Apple and Facebook have been sparring over iOS 14’s privacy changes for months. But last week, when Facebook CEO Mark Zuckerberg accused Apple of using its dominance to prefer its own apps, it was a clear escalation. We take a look at what Apple is changing, how it will impact Facebook, and Apple CEO Tim Cook’s ideas around technology companies.
What changes has Apple introduced? Apple’s latest operating system update, iOS 14, will require apps to ask a user’s permission to track their activity and data across apps and websites operated by other companies. If users do opt-out of granting such access — which they will most likely do — it would imply that mobile apps will lose a major source of data, and thus, the ability to monetise it. Though announced in 2020, iOS 14 will be rolling out to users in spring 2021.
Zuckerberg accuses Apple of preferencing own apps
On January 27, on an earnings call, Facebook CEO Mark Zuckerberg said “we increasingly see Apple as one of our biggest competitors”, accusing Apple of using its “dominant platform position” to preference its own apps, while putting other apps at a disadvantage. “We’re also seeing Apple’s business depend more and more on gaining share in apps and services against us and other developers,” Zuckerberg added.
Apple may say that the updates are to help people, but their moves “clearly track their competitive interests”, Zuckerberg said.

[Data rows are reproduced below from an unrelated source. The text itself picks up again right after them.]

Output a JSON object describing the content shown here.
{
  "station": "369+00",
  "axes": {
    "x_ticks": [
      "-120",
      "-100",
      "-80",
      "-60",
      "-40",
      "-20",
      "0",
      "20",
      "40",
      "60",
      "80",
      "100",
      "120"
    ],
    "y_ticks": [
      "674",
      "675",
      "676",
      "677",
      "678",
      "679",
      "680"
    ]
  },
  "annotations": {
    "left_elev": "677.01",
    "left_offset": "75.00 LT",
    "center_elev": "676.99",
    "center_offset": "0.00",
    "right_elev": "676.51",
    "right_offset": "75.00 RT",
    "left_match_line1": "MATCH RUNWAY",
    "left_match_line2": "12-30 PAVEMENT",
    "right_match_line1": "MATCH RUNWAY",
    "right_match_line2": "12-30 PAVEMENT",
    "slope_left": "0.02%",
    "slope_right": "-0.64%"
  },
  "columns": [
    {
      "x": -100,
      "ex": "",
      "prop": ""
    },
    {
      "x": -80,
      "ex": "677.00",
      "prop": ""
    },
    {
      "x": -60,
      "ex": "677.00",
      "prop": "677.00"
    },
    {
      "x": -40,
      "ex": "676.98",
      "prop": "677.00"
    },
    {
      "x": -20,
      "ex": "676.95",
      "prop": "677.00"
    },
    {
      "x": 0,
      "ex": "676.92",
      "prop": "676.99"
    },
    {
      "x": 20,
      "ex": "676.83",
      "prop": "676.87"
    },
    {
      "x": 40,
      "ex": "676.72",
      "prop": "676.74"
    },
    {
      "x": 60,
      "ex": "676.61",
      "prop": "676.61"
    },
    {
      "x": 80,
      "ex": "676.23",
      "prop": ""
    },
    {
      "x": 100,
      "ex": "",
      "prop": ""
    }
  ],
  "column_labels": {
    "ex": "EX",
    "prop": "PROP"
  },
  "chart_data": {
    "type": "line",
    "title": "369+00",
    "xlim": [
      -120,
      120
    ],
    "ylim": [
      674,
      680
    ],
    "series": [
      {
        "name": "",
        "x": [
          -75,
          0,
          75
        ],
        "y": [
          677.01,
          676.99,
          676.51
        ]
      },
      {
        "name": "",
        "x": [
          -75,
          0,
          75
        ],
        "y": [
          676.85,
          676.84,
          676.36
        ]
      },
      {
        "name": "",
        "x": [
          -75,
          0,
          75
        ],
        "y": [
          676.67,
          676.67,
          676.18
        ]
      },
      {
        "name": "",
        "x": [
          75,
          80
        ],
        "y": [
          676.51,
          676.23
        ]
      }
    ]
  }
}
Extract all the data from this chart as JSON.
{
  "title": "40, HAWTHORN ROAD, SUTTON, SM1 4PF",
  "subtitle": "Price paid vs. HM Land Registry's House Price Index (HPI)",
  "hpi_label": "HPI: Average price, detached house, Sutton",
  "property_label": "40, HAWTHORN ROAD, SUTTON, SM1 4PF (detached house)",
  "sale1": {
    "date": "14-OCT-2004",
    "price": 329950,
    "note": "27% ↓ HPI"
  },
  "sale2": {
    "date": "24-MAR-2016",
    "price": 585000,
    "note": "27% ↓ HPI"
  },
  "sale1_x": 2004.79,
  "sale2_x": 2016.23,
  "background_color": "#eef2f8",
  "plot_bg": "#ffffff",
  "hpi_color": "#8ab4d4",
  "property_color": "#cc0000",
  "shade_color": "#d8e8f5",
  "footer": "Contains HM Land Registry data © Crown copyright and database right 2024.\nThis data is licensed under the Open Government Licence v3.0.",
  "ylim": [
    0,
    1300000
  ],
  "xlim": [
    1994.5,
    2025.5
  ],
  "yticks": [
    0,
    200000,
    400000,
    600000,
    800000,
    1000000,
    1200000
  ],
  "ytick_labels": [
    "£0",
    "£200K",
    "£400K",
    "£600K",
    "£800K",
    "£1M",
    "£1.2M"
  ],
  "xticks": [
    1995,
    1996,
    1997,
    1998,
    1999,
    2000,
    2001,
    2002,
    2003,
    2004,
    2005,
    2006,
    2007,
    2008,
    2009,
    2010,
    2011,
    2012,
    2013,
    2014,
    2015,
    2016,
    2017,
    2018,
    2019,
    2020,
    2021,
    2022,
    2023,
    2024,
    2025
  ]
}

How will this impact Facebook?
Of all companies, Facebook’s ecosystem would perhaps suffer most from any change that limits its view into what a user does. It has trackers embedded across apps and websites. The data is used to target ads on its multiple platforms as well as Audience Network, the company’s ad network for developers. While Apple devices may not be dominant in India, the company dominates American and other developed markets, geographies that pull in the much higher ARPUs for Facebook.
As Facebook’s executives said on the earnings call, iOS 14 will be a headwind factor for Facebook’s ads business in the coming quarters. The company expects high opt-out rates from iOS 14 as more and more Apple users update their devices.
‘Privacy’ changes will only benefit Apple bottomline: Facebook
In December, Facebook had warned that iOS 14’s App Tracking Transparency feature is about “profit, not privacy”. The feature will only benefit Apple’s bottom line.
Since it will force businesses to move from advertisements to subscriptions and other in-app payments to earn revenue, Apple would earn more revenue through its cut in the App Store. Further, Apple’s move would hurt pandemic-battered small businesses who rely on Facebook’s ad products to advertise and sell their products.
Most importantly, Facebook said Apple failed to play by its own rules, since the iOS policy won’t be applicable to Apple’s own personalised ad platform.
By default, Apple uses data it collects — including in-app purchase data that Apple collects from within apps owned by other companies — to improve the efficacy of Apple’s own ads products.
Facebook has now hit back with its own prompt, along with Apple’s, which will provide more information on how it uses personalised ads to “support small businesses” and “keep apps free”.
“If you accept the prompts for Facebook and Instagram, the ads you see on those apps won’t change. If you decline, you will still see ads, but they will be less relevant to you. Agreeing to these prompts doesn’t result in Facebook collecting new types of data. It just means that we can continue to give people better experiences. We feel that people deserve the additional context, and Apple has said that providing education is allowed.” — Facebook
The day after Zuckerberg’s comments on the call with investors, The Information reported that Facebook has been preparing an antitrust suit against Apple over its App Store rules. Facebook’s case will revolve around Apple App Store policies, which all developers except for Apple, have to abide by.
Tim Cook swings back: ‘Tech does not need troves of personal data’
The same day, Apple CEO Tim Cook delivered a keynote speech at the Computers, Privacy and Data Protection conference. Without naming Facebook, some of Cook’s remarks about data and advertising clearly point to Facebook. Some excerpts from the keynote:
The fact is that an interconnected ecosystem of companies and data brokers, of purveyors of fake news and peddlers of division, of trackers and hucksters just looking to make a quick buck, is more present in our lives than it has ever been
Technology does not need vast troves of personal data stitched together across dozens of websites and apps in order to succeed.
If a business is built on misleading users on data exploitation, on choices that are no choices at all, then it does not deserve our praise. It deserves reform.
We should not look away from the bigger picture. In a moment of rampant disinformation and conspiracy theories juiced by algorithms, we can no longer turn a blind eye to a theory of technology that says all engagement is good engagement, the longer the better, and all with the goal of collecting as much data as possible.